Visitando un leprosario en una isla del Pacífico, me sorprendió que, entre tantos rostros muertos y apagados, hubiese alguien que conservaba sus ojos claros y luminosos, que aún sonreía, y que siempre decía «gracias» cuando le ofrecían algo.
Entre tantos «cadáveres» ambulantes, sólo aquel hombre se conservaba humano.
Cuando pregunté qué lo mantenía tan unido a la vida, me dijeron que lo observara por las mañanas.
Ví que apenas amanecía, acudía al patio y se sentaba frente al paredón de cemento que rodeaba al leprosario.

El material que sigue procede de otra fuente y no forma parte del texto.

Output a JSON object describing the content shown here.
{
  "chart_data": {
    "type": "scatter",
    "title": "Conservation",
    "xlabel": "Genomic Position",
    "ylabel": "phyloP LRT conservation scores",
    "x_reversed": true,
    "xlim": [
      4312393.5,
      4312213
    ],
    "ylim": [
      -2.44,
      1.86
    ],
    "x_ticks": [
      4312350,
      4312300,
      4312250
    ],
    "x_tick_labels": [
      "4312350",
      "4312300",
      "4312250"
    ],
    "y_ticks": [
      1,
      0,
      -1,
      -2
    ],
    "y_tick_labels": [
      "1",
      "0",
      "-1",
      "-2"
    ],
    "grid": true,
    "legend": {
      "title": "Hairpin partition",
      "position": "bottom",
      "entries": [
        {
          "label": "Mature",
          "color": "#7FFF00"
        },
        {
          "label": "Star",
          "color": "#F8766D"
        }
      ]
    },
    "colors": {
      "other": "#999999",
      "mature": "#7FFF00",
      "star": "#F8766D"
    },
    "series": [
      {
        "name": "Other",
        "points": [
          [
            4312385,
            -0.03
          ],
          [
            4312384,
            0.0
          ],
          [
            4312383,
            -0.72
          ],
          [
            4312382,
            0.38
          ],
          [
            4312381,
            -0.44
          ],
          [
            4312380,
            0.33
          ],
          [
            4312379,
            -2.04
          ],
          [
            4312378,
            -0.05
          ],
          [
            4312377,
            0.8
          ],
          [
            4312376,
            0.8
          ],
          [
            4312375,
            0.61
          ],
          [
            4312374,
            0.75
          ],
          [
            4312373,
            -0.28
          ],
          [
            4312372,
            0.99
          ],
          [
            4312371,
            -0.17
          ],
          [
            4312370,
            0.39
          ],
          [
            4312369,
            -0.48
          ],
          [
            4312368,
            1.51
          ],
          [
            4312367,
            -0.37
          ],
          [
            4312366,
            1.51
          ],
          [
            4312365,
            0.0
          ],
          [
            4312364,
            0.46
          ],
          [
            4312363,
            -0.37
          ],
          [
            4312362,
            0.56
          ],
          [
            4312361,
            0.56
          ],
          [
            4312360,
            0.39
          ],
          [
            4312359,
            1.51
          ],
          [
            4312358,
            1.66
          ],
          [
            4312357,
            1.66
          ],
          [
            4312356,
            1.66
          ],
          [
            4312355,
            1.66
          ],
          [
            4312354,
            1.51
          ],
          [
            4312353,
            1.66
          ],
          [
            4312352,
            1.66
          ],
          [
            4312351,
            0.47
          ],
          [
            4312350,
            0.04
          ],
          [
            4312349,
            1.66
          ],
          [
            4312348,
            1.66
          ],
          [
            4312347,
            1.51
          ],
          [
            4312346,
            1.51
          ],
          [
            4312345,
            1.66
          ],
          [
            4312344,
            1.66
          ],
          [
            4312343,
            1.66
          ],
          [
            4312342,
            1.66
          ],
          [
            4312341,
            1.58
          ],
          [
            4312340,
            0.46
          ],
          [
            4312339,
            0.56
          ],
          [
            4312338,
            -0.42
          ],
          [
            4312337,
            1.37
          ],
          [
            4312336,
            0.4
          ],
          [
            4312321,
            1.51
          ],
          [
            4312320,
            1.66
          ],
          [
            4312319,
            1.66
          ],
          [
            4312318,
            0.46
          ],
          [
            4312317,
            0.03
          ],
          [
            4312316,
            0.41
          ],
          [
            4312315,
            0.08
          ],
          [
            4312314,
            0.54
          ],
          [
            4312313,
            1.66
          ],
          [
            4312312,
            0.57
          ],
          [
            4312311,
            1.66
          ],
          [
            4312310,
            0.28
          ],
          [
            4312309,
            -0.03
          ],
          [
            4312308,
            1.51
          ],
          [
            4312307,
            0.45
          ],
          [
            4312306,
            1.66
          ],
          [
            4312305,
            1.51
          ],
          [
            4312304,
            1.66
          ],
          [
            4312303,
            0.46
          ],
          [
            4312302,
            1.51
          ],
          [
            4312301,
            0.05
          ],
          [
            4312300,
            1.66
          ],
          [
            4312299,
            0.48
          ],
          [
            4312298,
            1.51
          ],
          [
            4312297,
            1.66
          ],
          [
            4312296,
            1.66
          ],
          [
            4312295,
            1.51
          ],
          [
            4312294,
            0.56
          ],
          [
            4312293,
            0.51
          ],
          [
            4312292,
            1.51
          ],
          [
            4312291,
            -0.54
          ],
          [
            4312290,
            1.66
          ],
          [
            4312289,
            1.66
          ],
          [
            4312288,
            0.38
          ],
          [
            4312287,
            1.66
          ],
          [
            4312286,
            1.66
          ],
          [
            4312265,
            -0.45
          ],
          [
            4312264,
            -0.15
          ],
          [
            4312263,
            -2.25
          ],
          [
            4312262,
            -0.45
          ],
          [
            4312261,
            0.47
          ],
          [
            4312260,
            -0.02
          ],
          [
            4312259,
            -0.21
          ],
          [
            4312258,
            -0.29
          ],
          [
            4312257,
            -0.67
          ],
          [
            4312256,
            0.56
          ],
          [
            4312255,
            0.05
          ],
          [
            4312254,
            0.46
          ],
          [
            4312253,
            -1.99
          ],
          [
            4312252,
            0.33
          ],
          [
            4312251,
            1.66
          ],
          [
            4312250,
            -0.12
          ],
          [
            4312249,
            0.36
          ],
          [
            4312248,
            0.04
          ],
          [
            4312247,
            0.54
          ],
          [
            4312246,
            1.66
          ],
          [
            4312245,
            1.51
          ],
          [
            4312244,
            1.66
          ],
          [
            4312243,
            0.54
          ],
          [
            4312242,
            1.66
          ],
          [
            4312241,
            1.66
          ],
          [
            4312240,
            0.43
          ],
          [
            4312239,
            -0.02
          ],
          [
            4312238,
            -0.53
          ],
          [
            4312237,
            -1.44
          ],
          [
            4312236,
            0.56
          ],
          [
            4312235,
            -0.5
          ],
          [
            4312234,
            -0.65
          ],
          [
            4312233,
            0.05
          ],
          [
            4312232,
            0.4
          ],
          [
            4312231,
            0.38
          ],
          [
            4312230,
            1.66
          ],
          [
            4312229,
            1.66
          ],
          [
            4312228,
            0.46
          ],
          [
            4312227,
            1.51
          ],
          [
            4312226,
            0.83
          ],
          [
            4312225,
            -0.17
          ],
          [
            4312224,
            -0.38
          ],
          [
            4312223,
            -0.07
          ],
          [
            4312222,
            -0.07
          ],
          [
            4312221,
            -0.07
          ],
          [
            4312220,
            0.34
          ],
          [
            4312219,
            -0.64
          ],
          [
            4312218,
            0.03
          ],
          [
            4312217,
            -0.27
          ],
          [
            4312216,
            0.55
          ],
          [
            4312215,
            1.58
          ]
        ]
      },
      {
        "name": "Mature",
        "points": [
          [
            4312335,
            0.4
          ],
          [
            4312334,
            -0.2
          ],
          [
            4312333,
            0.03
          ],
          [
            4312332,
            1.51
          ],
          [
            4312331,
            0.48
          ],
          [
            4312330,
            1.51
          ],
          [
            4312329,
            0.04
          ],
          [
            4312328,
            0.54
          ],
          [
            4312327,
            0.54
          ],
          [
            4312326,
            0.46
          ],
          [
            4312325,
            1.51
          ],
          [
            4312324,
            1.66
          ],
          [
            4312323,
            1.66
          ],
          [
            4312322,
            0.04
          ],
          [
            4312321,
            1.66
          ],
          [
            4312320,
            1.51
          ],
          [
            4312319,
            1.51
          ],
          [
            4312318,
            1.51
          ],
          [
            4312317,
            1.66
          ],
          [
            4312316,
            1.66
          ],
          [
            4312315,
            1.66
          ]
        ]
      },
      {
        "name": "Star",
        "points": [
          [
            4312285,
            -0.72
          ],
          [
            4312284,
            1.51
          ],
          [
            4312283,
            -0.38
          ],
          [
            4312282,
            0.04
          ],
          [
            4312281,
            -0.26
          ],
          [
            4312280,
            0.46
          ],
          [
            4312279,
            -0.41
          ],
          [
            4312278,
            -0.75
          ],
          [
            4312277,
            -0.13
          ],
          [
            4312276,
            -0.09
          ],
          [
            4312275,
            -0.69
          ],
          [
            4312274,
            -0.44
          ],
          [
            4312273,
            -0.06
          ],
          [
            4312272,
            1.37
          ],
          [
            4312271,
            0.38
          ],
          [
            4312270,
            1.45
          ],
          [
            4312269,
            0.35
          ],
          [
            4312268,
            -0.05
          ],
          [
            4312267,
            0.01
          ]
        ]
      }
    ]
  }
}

Allí esperaba... hasta que, a media mañana, tras el muro, aparecía durante unos cuantos segundos otro rostro: una bella mujer que le sonreía con una hermosa y amplia sonrisa. Entonces el hombre se hacía uno con esa sonrisa, y sonreía también él.
Luego la mujer se retiraba, y el hombre, iluminado, tenía ya alimento para seguir soportando otra jornada y para esperar a que, al día siguiente, regresara el bello rostro.
Era su mujer.
Cuando lo trasladaron de su pueblo al leprosario, la mujer lo siguió, y se quedó a vivir en el pueblo más cercano.
Y todos los días acudía para continuar expresándole su amor.
«Al verla cada día - me dijo el enfermo - sé que todavía vivo.»
... Muchos viven gracias a tu sonrisa, a tus palabras, a tu esperanza, al cariño que les puedas dar. No bajes los brazos.
Jamás dejes de sonreír y de tratar bien a los demás.